Когда я назавтра пришел к больному, я нашел в его состоянии резкую перемену. Мальчик лежал на спине, поворотив голову набок, и непрерывно стонал: в правой надключичной ямке, ниже первоначальной опухоли, краснела большая новая опухоль. Я побледнел и с бьющимся сердцем стал исследовать больного. Температура была 39,5; правый локтевой сустав распух и был так болезнен, что до руки нельзя было дотронуться. Мать, хотя сильно обеспокоенная, с доверием и надеждою следила за мною. Я вышел как убитый; дело было ясно: своими втираниями я разогнал из железы гной по всему телу, и у мальчика начиналось общее гноекровие, от которого спасения нет.
Весь день я в тупом оцепенении пробродил по улицам; я ни о чем не думал и только весь был охвачен ужасом и отчаянием. Иногда в сознании вдруг ярко вставала мысль: «да ведь я убил человека!». И тут нельзя было ничем обмануть себя; дело не было бы яснее, если бы я прямо перерезал мальчику горло.
Больной прожил еще полторы недели; каждый день у него появлялись все новые и новые нарывы – в суставах, в печени, в почках… Мучился он безмерно, и единственное, что оставалось делать, это впрыскивать ему морфий. Я посещал больного по нескольку раз в день. При входе меня встречали страдальческие глаза ребенка на его осунувшемся, потемневшем лице; стиснув зубы, он все время слабо и протяжно стонал. Мать уже знала, что надежды нет.
Наконец однажды, – это было под вечер, – войдя в лачугу прачки, я увидел своего пациента на столе. Все кончилось… С острым и мучительным любопытством я подошел к трупу. Заходящее солнце освещало восковое исхудалое лицо мальчика; он лежал, наморщив брови, как будто скорбно думая о чем-то, а я, его убийца, смотрел на него. Осиротевшая мать рыдала в углу. По голым стенам лачуги висела пыльная паутина, от грязного земляного пола несло сыростью, было холодно-холодно и пусто. Рыдания сдавили мне горло. Я подошел к матери и стал ее утешать.
Через полчаса я собрался уходить. Прачка вдруг засуетилась, торопливо полезла в сундук и протянула мне засаленную трехрублевку.
– Примите, батюшка… за труды… – сказала она. – Уж как вы старались, спаси вас царица небесная!
Я отказался. Мы стояли с нею в полутемных сенцах.
– Не судил, видно, бог! – проговорил я, стараясь не смотреть в глаза прачки.
– Его святая воля… Он лучше знает, – ответила прачка, и губы ее снова запрыгали от рыданий. – Батюшка мой, спасибо тебе, что жалел мальчика!..

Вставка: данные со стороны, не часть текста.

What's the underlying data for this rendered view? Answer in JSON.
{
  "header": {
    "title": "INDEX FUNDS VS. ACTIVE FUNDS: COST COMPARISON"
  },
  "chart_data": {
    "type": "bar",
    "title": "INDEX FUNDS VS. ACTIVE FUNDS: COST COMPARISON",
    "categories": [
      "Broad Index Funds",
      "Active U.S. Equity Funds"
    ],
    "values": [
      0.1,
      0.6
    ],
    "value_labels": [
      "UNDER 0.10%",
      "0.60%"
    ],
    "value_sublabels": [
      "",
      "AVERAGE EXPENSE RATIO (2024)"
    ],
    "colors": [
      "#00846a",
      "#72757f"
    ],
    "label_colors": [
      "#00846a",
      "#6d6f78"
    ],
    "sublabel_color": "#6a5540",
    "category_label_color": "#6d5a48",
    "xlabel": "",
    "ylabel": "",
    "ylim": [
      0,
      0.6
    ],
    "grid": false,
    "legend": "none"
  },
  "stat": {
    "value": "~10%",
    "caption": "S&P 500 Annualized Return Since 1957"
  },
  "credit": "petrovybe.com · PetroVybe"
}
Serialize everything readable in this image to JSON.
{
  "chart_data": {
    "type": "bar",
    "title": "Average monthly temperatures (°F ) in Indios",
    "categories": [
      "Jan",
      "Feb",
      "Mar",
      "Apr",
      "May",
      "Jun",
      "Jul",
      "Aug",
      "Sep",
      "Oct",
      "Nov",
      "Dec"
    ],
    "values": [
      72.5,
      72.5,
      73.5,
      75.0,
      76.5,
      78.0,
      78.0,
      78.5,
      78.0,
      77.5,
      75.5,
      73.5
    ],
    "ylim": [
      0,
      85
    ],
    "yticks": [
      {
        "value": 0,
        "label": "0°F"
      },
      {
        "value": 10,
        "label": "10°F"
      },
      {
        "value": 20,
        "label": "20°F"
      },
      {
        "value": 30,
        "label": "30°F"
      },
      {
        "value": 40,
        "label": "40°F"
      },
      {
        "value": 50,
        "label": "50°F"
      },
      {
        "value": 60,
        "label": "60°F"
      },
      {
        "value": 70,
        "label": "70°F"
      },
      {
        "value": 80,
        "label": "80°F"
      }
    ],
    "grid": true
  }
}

И она, плача, упала передо мною на колени и старалась поцеловать мне руку, благодаря меня за мою ласковость и доброту…
Нет! Все бросить, от всего отказаться и ехать в Петербург учиться, хотя бы там пришлось умереть с голоду.
IV
Приехав в Петербург, я записался на курсы в Еленинском клиническом институте: этот институт основан специально для желающих усовершенствоваться врачей. Но, походив туда некоторое время, я убедился, что курсы эти немного дадут мне; дело велось там совсем так же, как в университете: мы опять смотрели, смотрели – и только; а смотрел я уж и без того достаточно. Эти курсы очень полезны для врачей, уже практиковавших, у которых в их практике назрело много вопросов, требующих разрешения; для нас же, начинающих, они имеют мало значения; главное, что нам нужно, – это больницы, в которых бы мы могли работать под контролем опытных руководителей.
Я стал искать себе места хотя бы за самое ничтожное вознаграждение, чтоб только можно было быть сытым и не ночевать на улице; средств у меня не было никаких. Я исходил все больницы, был у всех главных врачей; они выслушивали меня с холодно-любезным, скучающим видом и отвечали, что мест нет и что вообще я напрасно думаю, будто можно где-нибудь попасть в больницу сразу на платное место. Вскоре я и сам убедился, как наивны были такие мечты. В каждой больнице работают даром десятки врачей; те из них, которые хотят получать нищенское содержание штатного ординатора, должны дожидаться этого по пяти, по десяти лет; большинство же на это вовсе и не рассчитывает, а работает только для приобретения того, что им должна была дать, но не дала школа.